Foodsaver sind angehalten, nur Lebensmittel weiterzugeben, die sie selbst noch essen würden. Produkte, die sichtbar verdorben, schimmelig oder abgelaufen (nicht nur MHD-überschritten) sind, dürfen nicht weitergegeben werden. Das klingt nach einer schwachen Kontrolle, funktioniert in der Praxis aber gut, weil das System auf Vertrauen und sozialer Kontrolle innerhalb der Community basiert. Wer wiederholt problematische Ware weitergibt, verliert schnell seinen Status als aktiver Foodsaver.

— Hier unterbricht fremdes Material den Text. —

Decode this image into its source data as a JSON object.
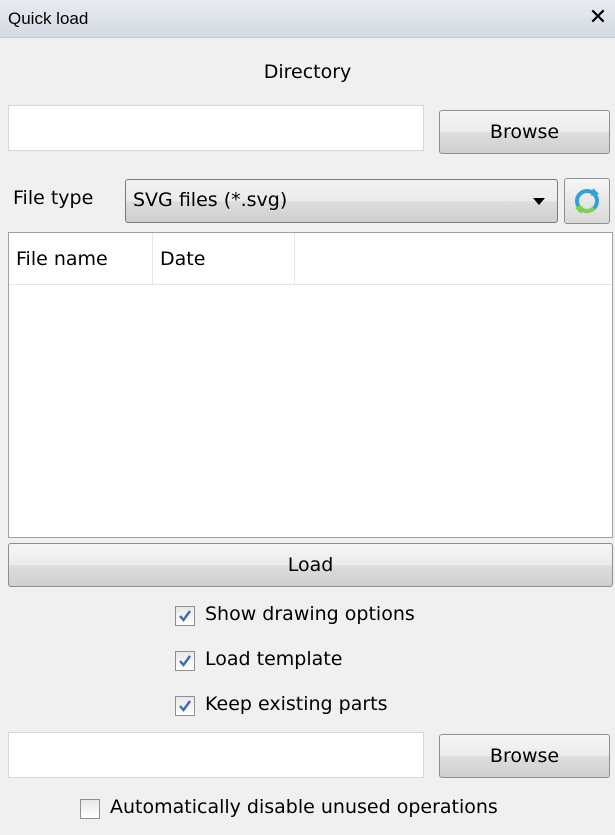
{
  "window": {
    "title": "Quick load",
    "close_glyph": "✕"
  },
  "directory": {
    "label": "Directory",
    "value": "",
    "browse_label": "Browse"
  },
  "file_type": {
    "label": "File type",
    "selected": "SVG files (*.svg)"
  },
  "file_list": {
    "columns": [
      "File name",
      "Date"
    ],
    "rows": []
  },
  "load_button": "Load",
  "options": [
    {
      "label": "Show drawing options",
      "checked": true
    },
    {
      "label": "Load template",
      "checked": true
    },
    {
      "label": "Keep existing parts",
      "checked": true
    }
  ],
  "template": {
    "value": "",
    "browse_label": "Browse"
  },
  "auto_disable": {
    "label": "Automatically disable unused operations",
    "checked": false
  },
  "colors": {
    "checkmark": "#3d6ab3",
    "refresh_icon": "#2fa3d6"
  },
  "icons": [
    "close-icon",
    "chevron-down-icon",
    "refresh-icon",
    "checkmark-icon"
  ]
}
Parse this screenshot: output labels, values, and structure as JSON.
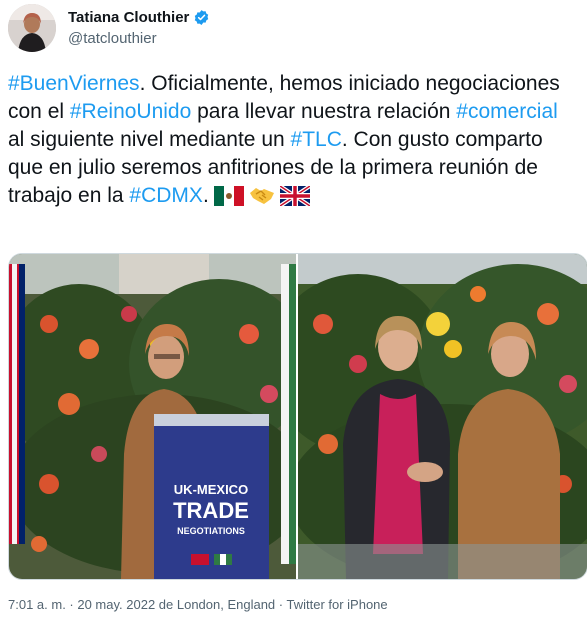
{
  "author": {
    "name": "Tatiana Clouthier",
    "handle": "@tatclouthier",
    "verified": true
  },
  "tweet": {
    "seg1": "#BuenViernes",
    "seg2": ". Oficialmente, hemos iniciado negociaciones con el ",
    "seg3": "#ReinoUnido",
    "seg4": " para llevar nuestra relación ",
    "seg5": "#comercial",
    "seg6": " al siguiente nivel mediante un ",
    "seg7": "#TLC",
    "seg8": ". Con gusto comparto que en julio seremos anfitriones de la primera reunión de trabajo en la ",
    "seg9": "#CDMX",
    "seg10": ".",
    "emojis": [
      "mexico-flag-icon",
      "handshake-icon",
      "uk-flag-icon"
    ]
  },
  "media": {
    "podium": {
      "line1": "UK-MEXICO",
      "line2": "TRADE",
      "line3": "NEGOTIATIONS"
    }
  },
  "meta": {
    "timestamp": "7:01 a. m. · 20 may. 2022 de London, England · Twitter for iPhone"
  },
  "colors": {
    "link": "#1d9bf0",
    "text": "#0f1419",
    "muted": "#536471",
    "verified": "#1d9bf0"
  }
}
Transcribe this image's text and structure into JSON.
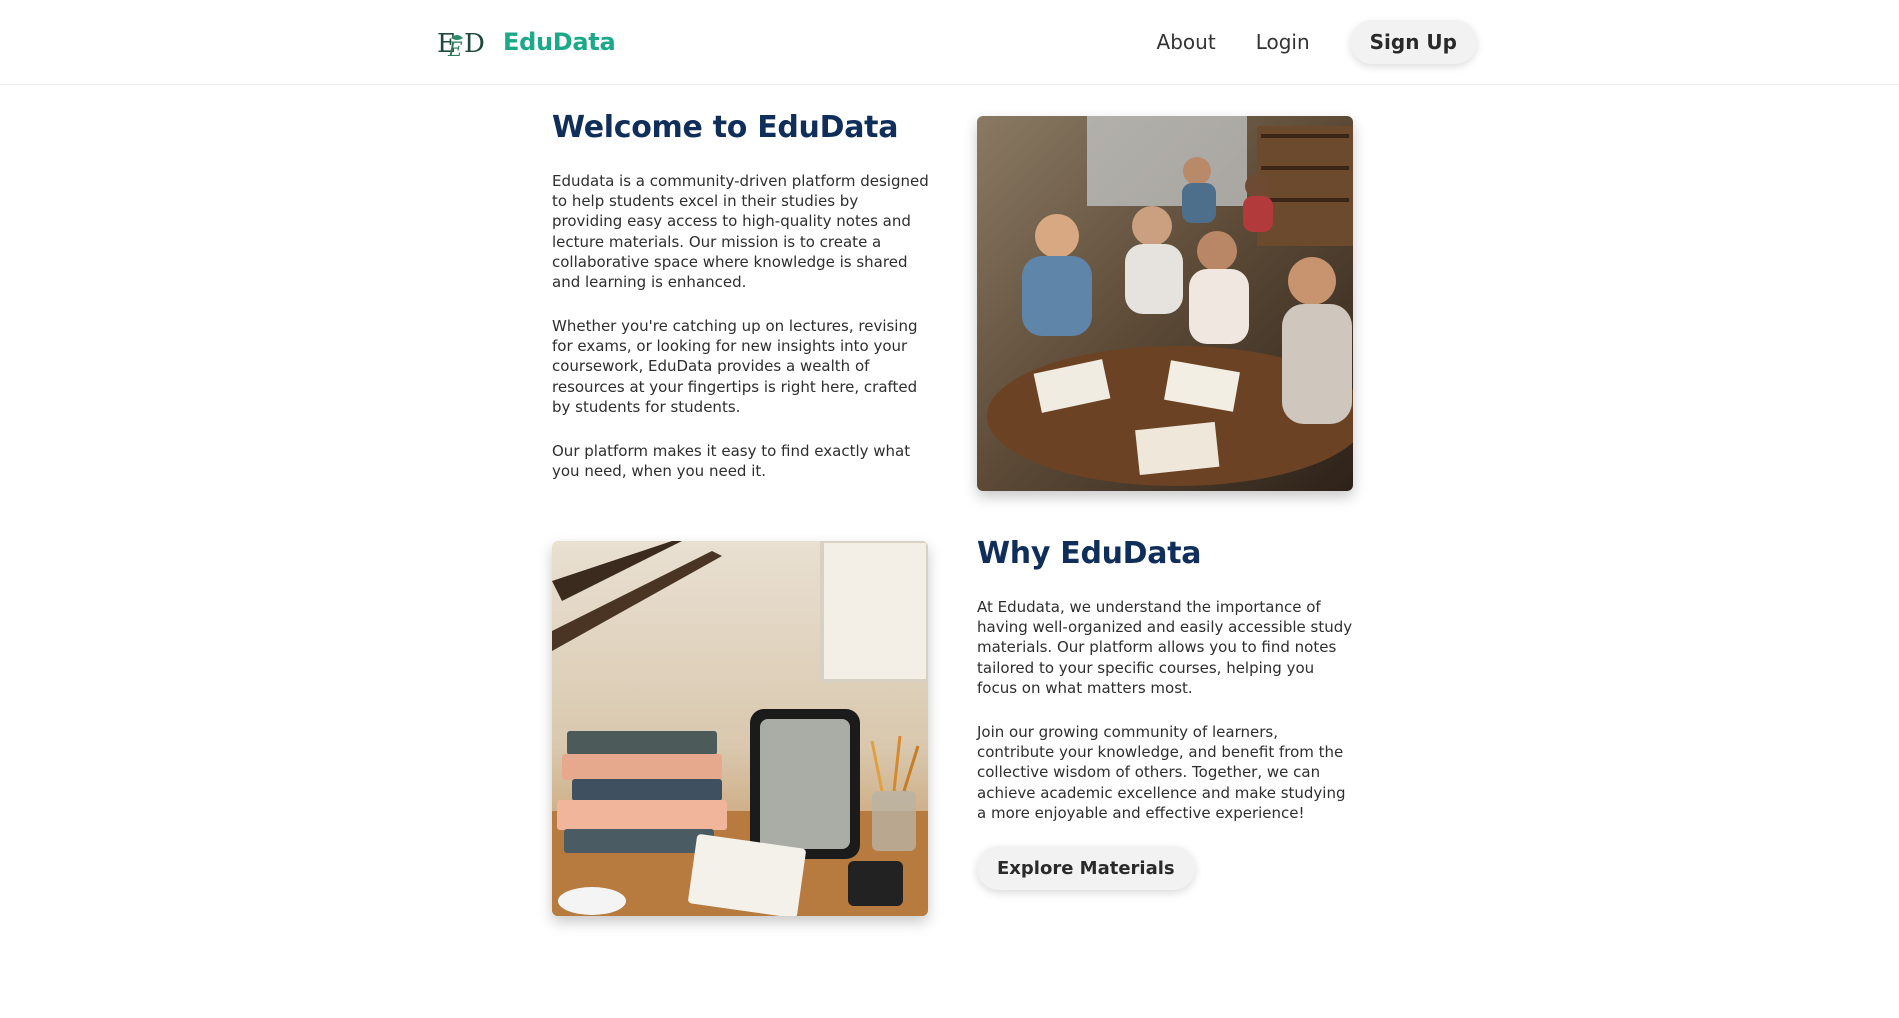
{
  "nav": {
    "brand": "EduData",
    "logo_letters": "EED",
    "links": [
      "About",
      "Login"
    ],
    "signup": "Sign Up"
  },
  "welcome": {
    "title": "Welcome to EduData",
    "paragraphs": [
      "Edudata is a community-driven platform designed to help students excel in their studies by providing easy access to high-quality notes and lecture materials. Our mission is to create a collaborative space where knowledge is shared and learning is enhanced.",
      "Whether you're catching up on lectures, revising for exams, or looking for new insights into your coursework, EduData provides a wealth of resources at your fingertips is right here, crafted by students for students.",
      "Our platform makes it easy to find exactly what you need, when you need it."
    ]
  },
  "why": {
    "title": "Why EduData",
    "paragraphs": [
      "At Edudata, we understand the importance of having well-organized and easily accessible study materials. Our platform allows you to find notes tailored to your specific courses, helping you focus on what matters most.",
      "Join our growing community of learners, contribute your knowledge, and benefit from the collective wisdom of others. Together, we can achieve academic excellence and make studying a more enjoyable and effective experience!"
    ],
    "cta": "Explore Materials"
  },
  "colors": {
    "brand": "#1ba98a",
    "heading": "#0f2e5a",
    "button_bg": "#f2f2f2"
  },
  "icons": {
    "logo": "edudata-logo-icon",
    "photo_students": "students-studying-photo",
    "photo_desk": "desk-books-tablet-photo"
  }
}
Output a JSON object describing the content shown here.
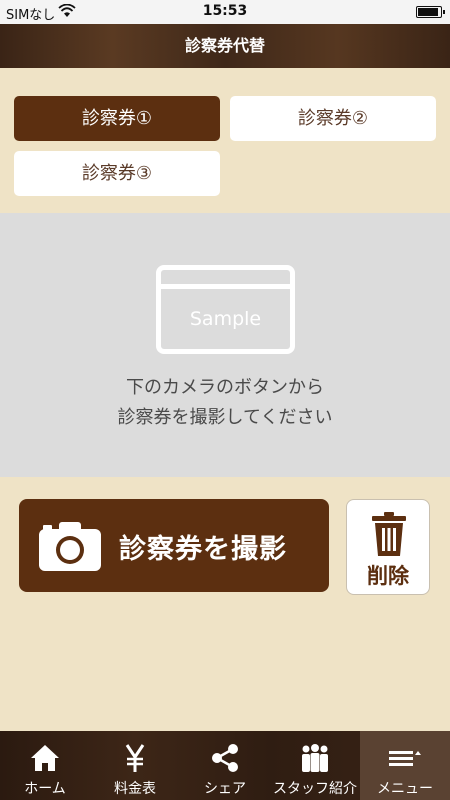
{
  "status_bar": {
    "carrier": "SIMなし",
    "time": "15:53"
  },
  "header": {
    "title": "診察券代替"
  },
  "tabs": [
    {
      "label": "診察券①",
      "active": true
    },
    {
      "label": "診察券②",
      "active": false
    },
    {
      "label": "診察券③",
      "active": false
    }
  ],
  "preview": {
    "card_text": "Sample",
    "instruction_line1": "下のカメラのボタンから",
    "instruction_line2": "診察券を撮影してください"
  },
  "actions": {
    "capture_label": "診察券を撮影",
    "delete_label": "削除"
  },
  "tabbar": [
    {
      "label": "ホーム",
      "icon": "home-icon"
    },
    {
      "label": "料金表",
      "icon": "yen-icon"
    },
    {
      "label": "シェア",
      "icon": "share-icon"
    },
    {
      "label": "スタッフ紹介",
      "icon": "staff-icon"
    },
    {
      "label": "メニュー",
      "icon": "menu-icon"
    }
  ],
  "colors": {
    "brand_brown": "#5c2f10",
    "background_beige": "#efe3c6",
    "preview_gray": "#dcdcdc"
  }
}
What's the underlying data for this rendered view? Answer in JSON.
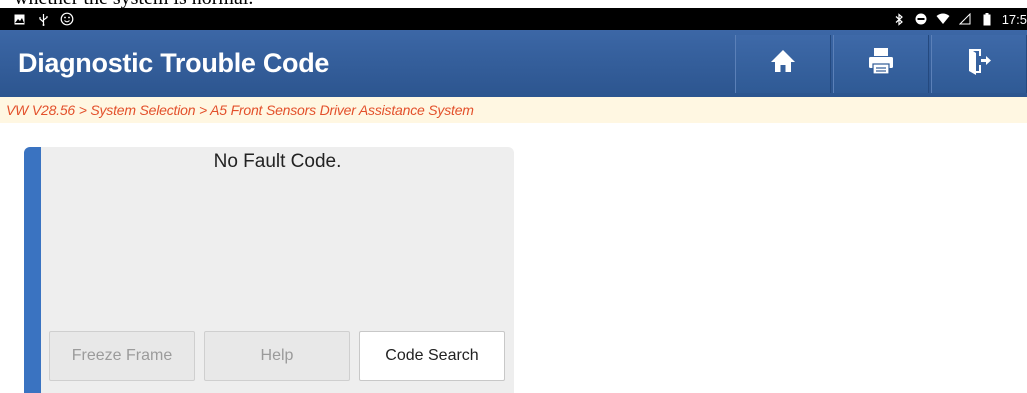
{
  "caption": "whether the system is normal.",
  "status_bar": {
    "left_icons": [
      "gallery-icon",
      "usb-icon",
      "face-icon"
    ],
    "right_icons": [
      "bluetooth-icon",
      "do-not-disturb-icon",
      "wifi-icon",
      "signal-icon",
      "battery-icon"
    ],
    "time": "17:5"
  },
  "header": {
    "title": "Diagnostic Trouble Code",
    "buttons": [
      {
        "name": "home-button",
        "icon": "home-icon"
      },
      {
        "name": "print-button",
        "icon": "printer-icon"
      },
      {
        "name": "exit-button",
        "icon": "exit-door-icon"
      }
    ],
    "color": "#34609c"
  },
  "breadcrumb": {
    "text": "VW V28.56 > System Selection > A5 Front Sensors Driver Assistance System",
    "color": "#e3502b"
  },
  "panel": {
    "message": "No Fault Code.",
    "accent_color": "#3a73c1",
    "buttons": [
      {
        "label": "Freeze Frame",
        "enabled": false
      },
      {
        "label": "Help",
        "enabled": false
      },
      {
        "label": "Code Search",
        "enabled": true
      }
    ]
  }
}
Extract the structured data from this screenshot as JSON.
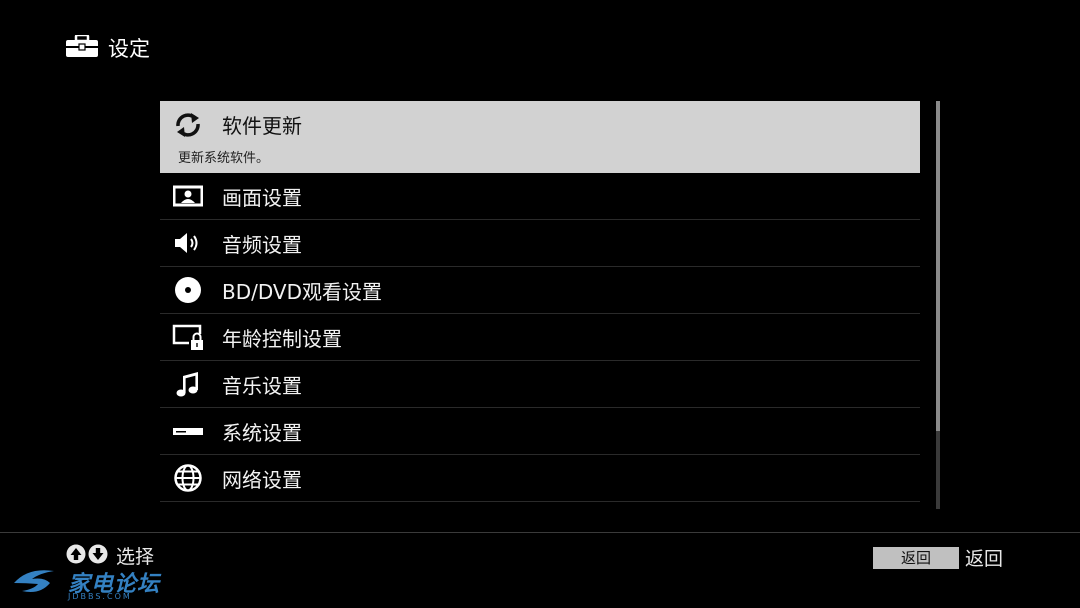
{
  "header": {
    "title": "设定",
    "icon": "toolbox-icon"
  },
  "menu": {
    "items": [
      {
        "label": "软件更新",
        "description": "更新系统软件。",
        "icon": "refresh-icon",
        "selected": true
      },
      {
        "label": "画面设置",
        "icon": "picture-icon"
      },
      {
        "label": "音频设置",
        "icon": "speaker-icon"
      },
      {
        "label": "BD/DVD观看设置",
        "icon": "disc-icon"
      },
      {
        "label": "年龄控制设置",
        "icon": "parental-lock-icon"
      },
      {
        "label": "音乐设置",
        "icon": "music-note-icon"
      },
      {
        "label": "系统设置",
        "icon": "device-icon"
      },
      {
        "label": "网络设置",
        "icon": "globe-icon"
      }
    ]
  },
  "footer": {
    "select_hint": "选择",
    "back_key": "返回",
    "back_hint": "返回"
  },
  "watermark": {
    "text": "家电论坛",
    "domain": "JDBBS.COM"
  },
  "colors": {
    "background": "#000000",
    "selected_row": "#d2d2d2",
    "watermark": "#3a8fd8"
  }
}
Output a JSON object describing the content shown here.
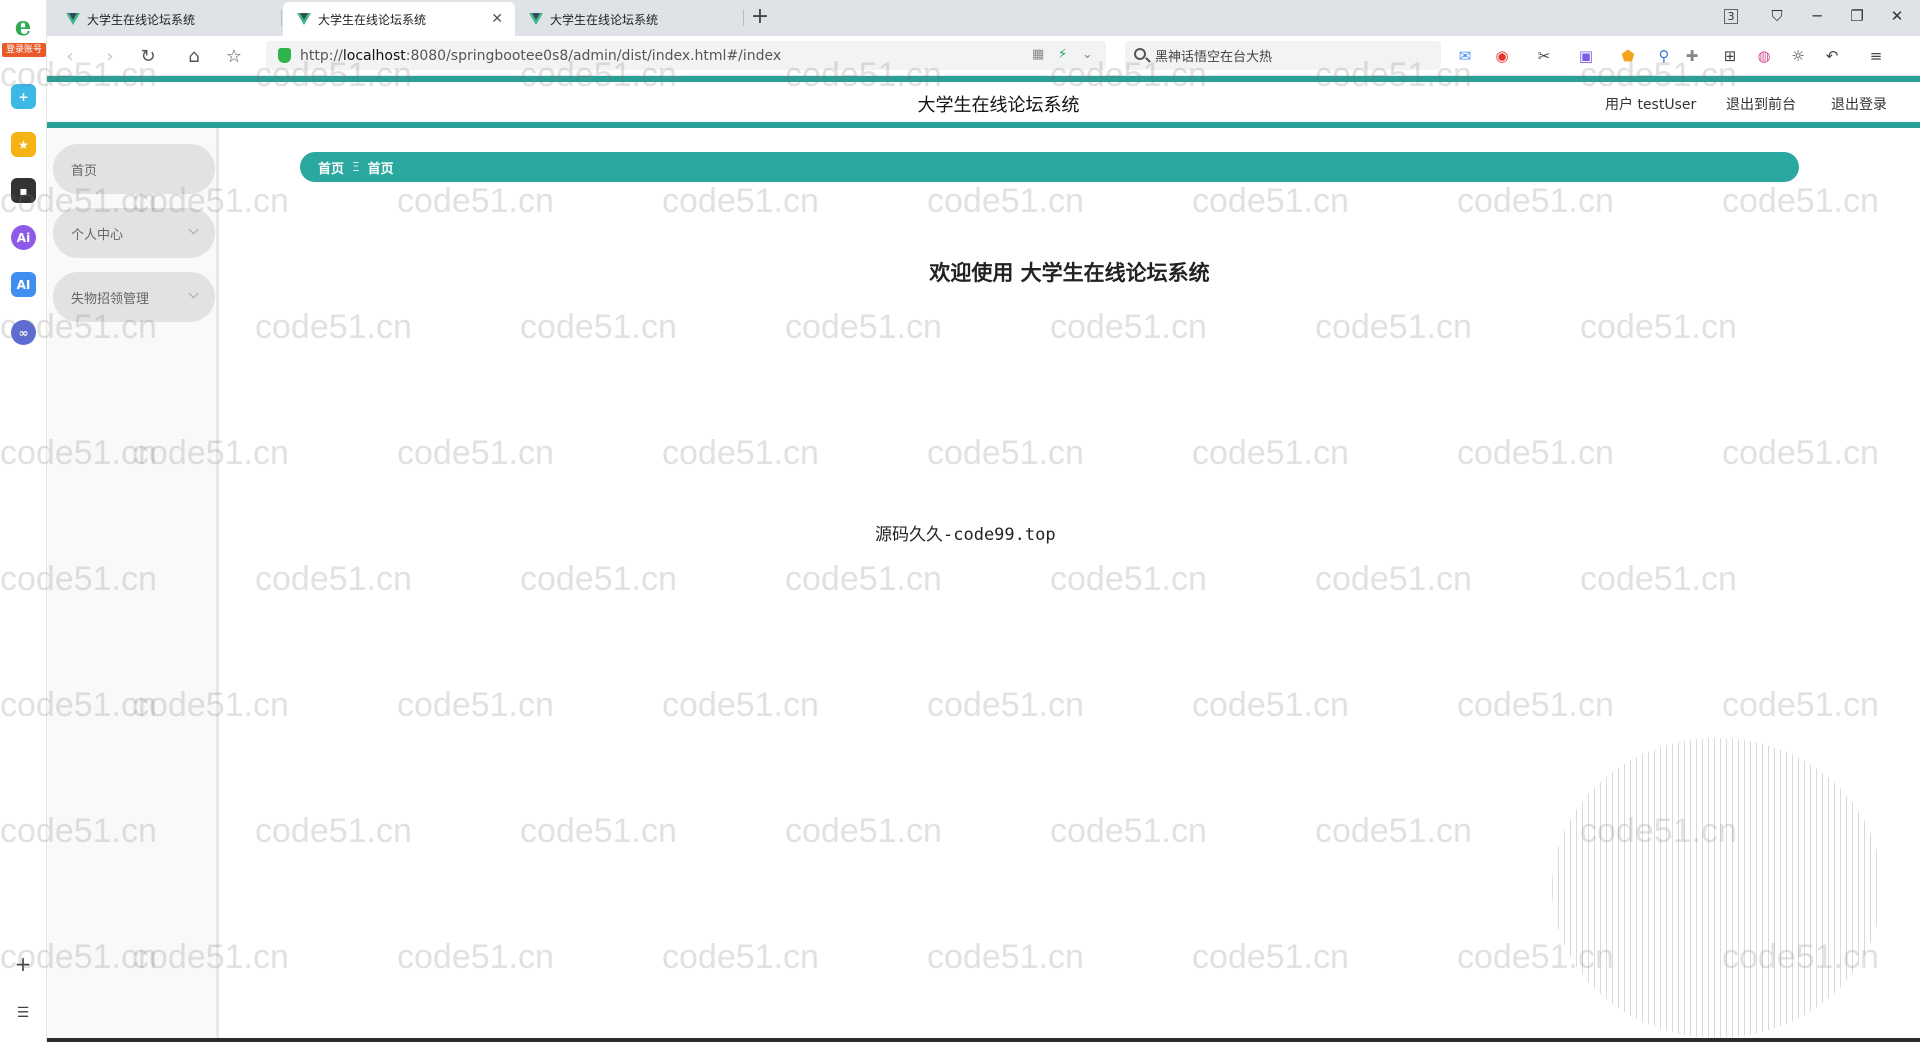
{
  "browser": {
    "tabs": [
      {
        "title": "大学生在线论坛系统",
        "active": false
      },
      {
        "title": "大学生在线论坛系统",
        "active": true
      },
      {
        "title": "大学生在线论坛系统",
        "active": false
      }
    ],
    "new_tab": "+",
    "tab_count": "3",
    "url_prefix": "http://",
    "url_host": "localhost",
    "url_rest": ":8080/springbootee0s8/admin/dist/index.html#/index",
    "search_text": "黑神话悟空在台大热",
    "side_badge": "登录账号",
    "colors": {
      "accent": "#2aa198",
      "lock": "#2fb34a"
    }
  },
  "app": {
    "title": "大学生在线论坛系统",
    "user_label": "用户 testUser",
    "front_link": "退出到前台",
    "logout_link": "退出登录"
  },
  "menu": {
    "items": [
      {
        "label": "首页"
      },
      {
        "label": "个人中心"
      },
      {
        "label": "失物招领管理"
      }
    ]
  },
  "breadcrumb": {
    "home": "首页",
    "separator": "Ξ",
    "current": "首页"
  },
  "main": {
    "welcome": "欢迎使用 大学生在线论坛系统",
    "source": "源码久久-code99.top"
  },
  "watermark": {
    "text": "code51.cn"
  }
}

Abgeholte Lebensmittel müssen innerhalb von zwei Tagen selbst verbraucht oder weitergegeben werden. Was der Foodsaver nicht selbst braucht, kommt in den Fairteiler oder wird über die lokale Foodsharing-Gruppe angeboten. Dieses Weitergabeprinzip ist zentral: Es verhindert, dass Einzelne zu viel abschöpfen, und hält den Kreislauf in Bewegung.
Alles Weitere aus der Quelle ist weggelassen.